Saying Goodbye to a Dinosaur (Windows XP)

11 April 2013

Twelve years ago in 2001, Microsoft announced the release of Windows XP. Windows XP was the best version of Windows to that point and a way of forgetting Windows ME, which we don’t speak of. In a lot of senses, Windows XP is still a fairly rock solid operating system which is pretty impressive for how old it is, almost 12 years. Twelve years and 3 versions of Windows later, 38% of Internet users are still trying to hang on to XP.

According to Microsoft, it’s time to upgrade as support for XP ends 362 days from now, on April 8, 2014. For those who use XP because they prefer its interface over Vista onwards or who simply can’t afford to upgrade, that’s a scary thought. Once support expires, that’s 38% of Internet users who are now at more of the mercy of the Internet. To be fair, your computer isn’t going to spontaneously combust when support expires, but with no more patches to fix security holes, antivirus can only do so much to keep you and your data safe (so it may burst into flames later on).
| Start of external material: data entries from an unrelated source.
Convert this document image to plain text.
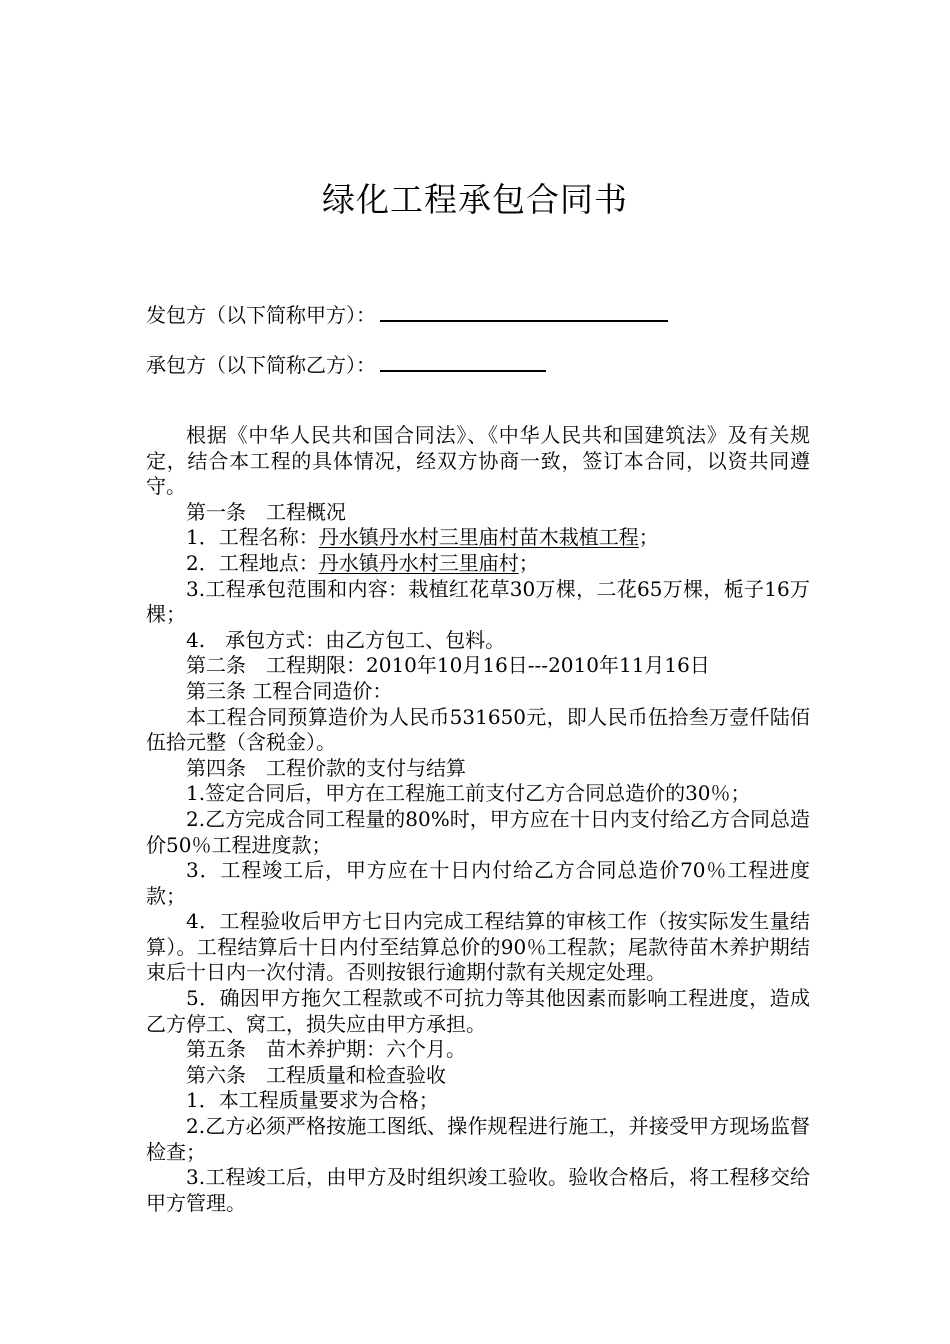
绿化工程承包合同书
发包方（以下简称甲方）：
承包方（以下简称乙方）：

根据《中华人民共和国合同法》、《中华人民共和国建筑法》及有关规定，结合本工程的具体情况，经双方协商一致，签订本合同，以资共同遵守。

第一条　工程概况

1．工程名称：丹水镇丹水村三里庙村苗木栽植工程；

2．工程地点：丹水镇丹水村三里庙村；

3.工程承包范围和内容：栽植红花草30万棵，二花65万棵，栀子16万棵；

4.　承包方式：由乙方包工、包料。

第二条　工程期限：2010年10月16日---2010年11月16日

第三条 工程合同造价：

本工程合同预算造价为人民币531650元，即人民币伍拾叁万壹仟陆佰伍拾元整（含税金）。

第四条　工程价款的支付与结算

1.签定合同后，甲方在工程施工前支付乙方合同总造价的30％；

2.乙方完成合同工程量的80%时，甲方应在十日内支付给乙方合同总造价50％工程进度款；

3．工程竣工后，甲方应在十日内付给乙方合同总造价70％工程进度款；

4．工程验收后甲方七日内完成工程结算的审核工作（按实际发生量结算）。工程结算后十日内付至结算总价的90％工程款；尾款待苗木养护期结束后十日内一次付清。否则按银行逾期付款有关规定处理。

5．确因甲方拖欠工程款或不可抗力等其他因素而影响工程进度，造成乙方停工、窝工，损失应由甲方承担。

第五条　苗木养护期：六个月。

第六条　工程质量和检查验收

1．本工程质量要求为合格；

2.乙方必须严格按施工图纸、操作规程进行施工，并接受甲方现场监督检查；

3.工程竣工后，由甲方及时组织竣工验收。验收合格后，将工程移交给甲方管理。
Microsoft has unsurprisingly been pushing XP out for a while at this point with campaigns to upgrade Internet Explorer (but if you have XP, not past 8!) and actually not supporting XP anymore for a number of their software offerings. Although a lot of large software providers still support the old operating system, once Microsoft’s support ends that could very well change despite how well-liked it still is. For now, XP is still fairly viable but it’s pretty much fair game in either direction come April 2014.

So, for those who are caught up in the mix, there’s a few options. Staying with XP is a possibility but definitely not the best choice in the long run. Although most major pieces of software will still run on XP at least for now, it’s only a matter of time before companies move on after formal support is up. For those who want or need to stick with Windows, 7 is probably the best option considering how disliked 8 seems to be. In my opinion, the hate for Windows 8, though catchy to say, seems incredibly misplaced, but to each their own. Grabbing a new version of Windows will probably set you back about $100, since Windows isn’t exactly inexpensive. For those feeling a little more adventurous there’s also Linux, which is free and will almost definitely run on your hardware, in addition to coming with whatever interface you could ever care for. For those considering a Linux distribution, Linux Mint would probably be a good place to start since Ubuntu is starting to go in a weird direction, but a little searching will turn up anything you might be interested in. Since it’s free, it’s entirely within your power to experiment with different distributions and to play around to get what you want. Mac OS is another option, but will set you back substantially more.

Regardless of what you choose, make sure to make an educated decision and bunker down or get settled somewhere else come April 2014.